Prince William County Foster Family of the Year: Keith & Jacqueline Mitchell
Mr. and Mrs. Mitchell took the initial step in becoming foster parents in 2010. They called the Department to share their interest in fostering children of all ages. The Mitchells were approved September 2010 and have been fostering none stop since. They have demonstrated an enormous amount of dedication, patience, commitment and endurance for the children that have been in their home. They have worked through challenging behaviors with some children and also have provided care for a special needs child that required weekly therapy and constant supervision.
Regardless of the issues they face, the couple treats the children as if they were their own. Whenever, the Mitchells go on vacation, they take their foster children. Whether they travel to Orlando, Florida or take a short trip to Williamsburg, Virginia the children are always with them.
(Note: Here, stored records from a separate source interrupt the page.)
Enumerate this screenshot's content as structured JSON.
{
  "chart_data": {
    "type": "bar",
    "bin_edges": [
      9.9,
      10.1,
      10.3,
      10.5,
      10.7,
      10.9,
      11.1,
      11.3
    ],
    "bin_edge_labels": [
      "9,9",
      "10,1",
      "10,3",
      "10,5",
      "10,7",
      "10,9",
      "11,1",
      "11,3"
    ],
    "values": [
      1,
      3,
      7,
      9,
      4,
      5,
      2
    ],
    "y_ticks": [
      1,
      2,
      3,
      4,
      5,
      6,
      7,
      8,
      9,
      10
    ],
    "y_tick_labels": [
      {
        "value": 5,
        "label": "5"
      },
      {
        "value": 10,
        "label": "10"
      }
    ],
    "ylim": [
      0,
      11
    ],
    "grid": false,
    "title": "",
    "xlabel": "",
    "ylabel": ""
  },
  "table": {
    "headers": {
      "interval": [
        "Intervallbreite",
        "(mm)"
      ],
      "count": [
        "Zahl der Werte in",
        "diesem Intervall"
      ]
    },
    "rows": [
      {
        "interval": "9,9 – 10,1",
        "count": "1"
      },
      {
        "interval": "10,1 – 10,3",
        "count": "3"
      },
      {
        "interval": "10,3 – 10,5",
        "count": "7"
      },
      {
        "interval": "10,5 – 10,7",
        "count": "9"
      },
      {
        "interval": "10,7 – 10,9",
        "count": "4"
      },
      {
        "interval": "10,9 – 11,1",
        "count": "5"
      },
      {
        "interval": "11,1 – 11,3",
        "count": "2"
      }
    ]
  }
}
Frederick County Foster Family of the Year: Byron & Sharon Copley
Mr. and Mrs. Copley have been licensed with Frederick County Department of Social Services for 10 years now and have provided loving care for two boys, who are part of a larger sibling group, for that entire duration. The Copleys have always understood the importance of family connections. Through the years, they have maintained consistent contact with the boys' siblings, parent, and extended family members to ensure that the children had the opportunity to maintain their family relationships. The Copley family and the boys' birth family have truly blended into a larger extended family for the children, sharing holidays, birthdays and special occasions together. The Copleys have certainly been through many ups and downs with the boys through the years, and their commitment and dedication have not gone unnoticed.
This past year has been especially trying for the family. Approximately 8 months ago, one of their foster youth was involved in a terrible accident, resulting in a serious brain injury. Through his months in the hospital, the Copleys never left his side, driving back and forth from Frederick to Baltimore on an almost daily basis. They learned how to care for him from the doctors and nurses, and they supported his birth mother and family members even while they, themselves, were trying to cope. The youth returned to the Copley's home approximately six months after his injury. To ensure the youth was cared for around the clock, the Copleys adjusted their work schedules and coordinated with his birth family to ensure that his needs could be met in their home. The Copleys have been his caretakers, biggest cheerleaders, emotional and physical support, and his advocates through it all.